Stocktake: Beware of changing post-election narratives

Market rallies are the usual outcome of a close election despite who wins, says investor

Markets responded to last week’s US presidential election by posting their biggest post-election day rally in 120 years. Photograph: Jim Watson and Dominick Reuter/AFP

Markets responded to last week’s US presidential election by posting their biggest post-election day rally in 120 years. Photograph: Jim Watson and Dominick Reuter/AFP

 

The reaction to last week’s presidential election in the United States shows how quickly market narratives can shift. Prior to the election, the consensus was that markets were bullish about the prospects of a blue wave and the fiscal stimulus that would accompany it. On election night, however, those hopes were dashed as it became clear the Republicans would retain control of the senate.

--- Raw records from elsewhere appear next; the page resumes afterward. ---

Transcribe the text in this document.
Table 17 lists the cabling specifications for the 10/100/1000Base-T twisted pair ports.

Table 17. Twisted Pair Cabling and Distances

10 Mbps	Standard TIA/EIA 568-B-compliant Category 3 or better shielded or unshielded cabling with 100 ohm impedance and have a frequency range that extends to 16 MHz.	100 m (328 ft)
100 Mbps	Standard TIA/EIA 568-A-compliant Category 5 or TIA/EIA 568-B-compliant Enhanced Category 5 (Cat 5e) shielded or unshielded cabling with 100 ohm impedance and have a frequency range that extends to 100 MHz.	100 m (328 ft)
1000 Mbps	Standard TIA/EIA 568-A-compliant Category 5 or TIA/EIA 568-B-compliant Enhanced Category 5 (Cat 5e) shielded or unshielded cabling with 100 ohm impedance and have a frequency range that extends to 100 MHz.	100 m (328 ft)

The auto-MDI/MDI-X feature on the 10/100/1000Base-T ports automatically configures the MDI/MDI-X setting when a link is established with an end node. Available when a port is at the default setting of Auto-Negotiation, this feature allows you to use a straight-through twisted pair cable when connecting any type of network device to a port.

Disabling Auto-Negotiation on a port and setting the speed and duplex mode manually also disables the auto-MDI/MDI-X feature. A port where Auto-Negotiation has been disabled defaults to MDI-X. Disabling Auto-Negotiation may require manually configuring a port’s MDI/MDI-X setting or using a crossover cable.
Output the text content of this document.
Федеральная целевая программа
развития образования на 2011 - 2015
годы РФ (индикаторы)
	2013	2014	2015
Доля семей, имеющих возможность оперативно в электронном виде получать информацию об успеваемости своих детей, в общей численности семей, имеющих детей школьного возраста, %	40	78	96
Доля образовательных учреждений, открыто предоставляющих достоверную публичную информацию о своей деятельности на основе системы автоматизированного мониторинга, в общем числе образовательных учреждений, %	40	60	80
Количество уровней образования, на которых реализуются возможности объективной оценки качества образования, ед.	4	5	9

How did markets respond? By posting their biggest post-election day rally in 120 years.

Inevitably, that drove a new narrative, namely that markets love political gridlock and the fact that higher corporate taxes and burdensome new regulations now appear to be off the table.

The result was also perceived as a plus for mega-cap technology stocks, with antitrust action likely to have “less teeth than previously anticipated under a Biden presidency”, to quote Liberum investment analyst and financial blogger, Joachim Klement.

Nirvana

Additionally, markets would no longer have to contend with Donald Trump. Boring is good, said financial television personality Jim Cramer: “We’ll go back to looking at earnings per share. It’s nirvana for the stock market.”

Still, as Klement notes, any fiscal stimulus will be smaller than markets were anticipating, so 2021 growth prospects are diminished.

The point is, investors should be wary of changing market narratives: you cannot look at last week’s movements without considering the technical and sentiment outlook. Stocks had plunged at the end of October and volatility, as measured by the Vix index, had hit levels rarely seen around election time.

The simple reality, as Rob Arnott of Research Affiliates said, is that “with a close, contentious election, market rallies are the usual outcome, no matter who wins”.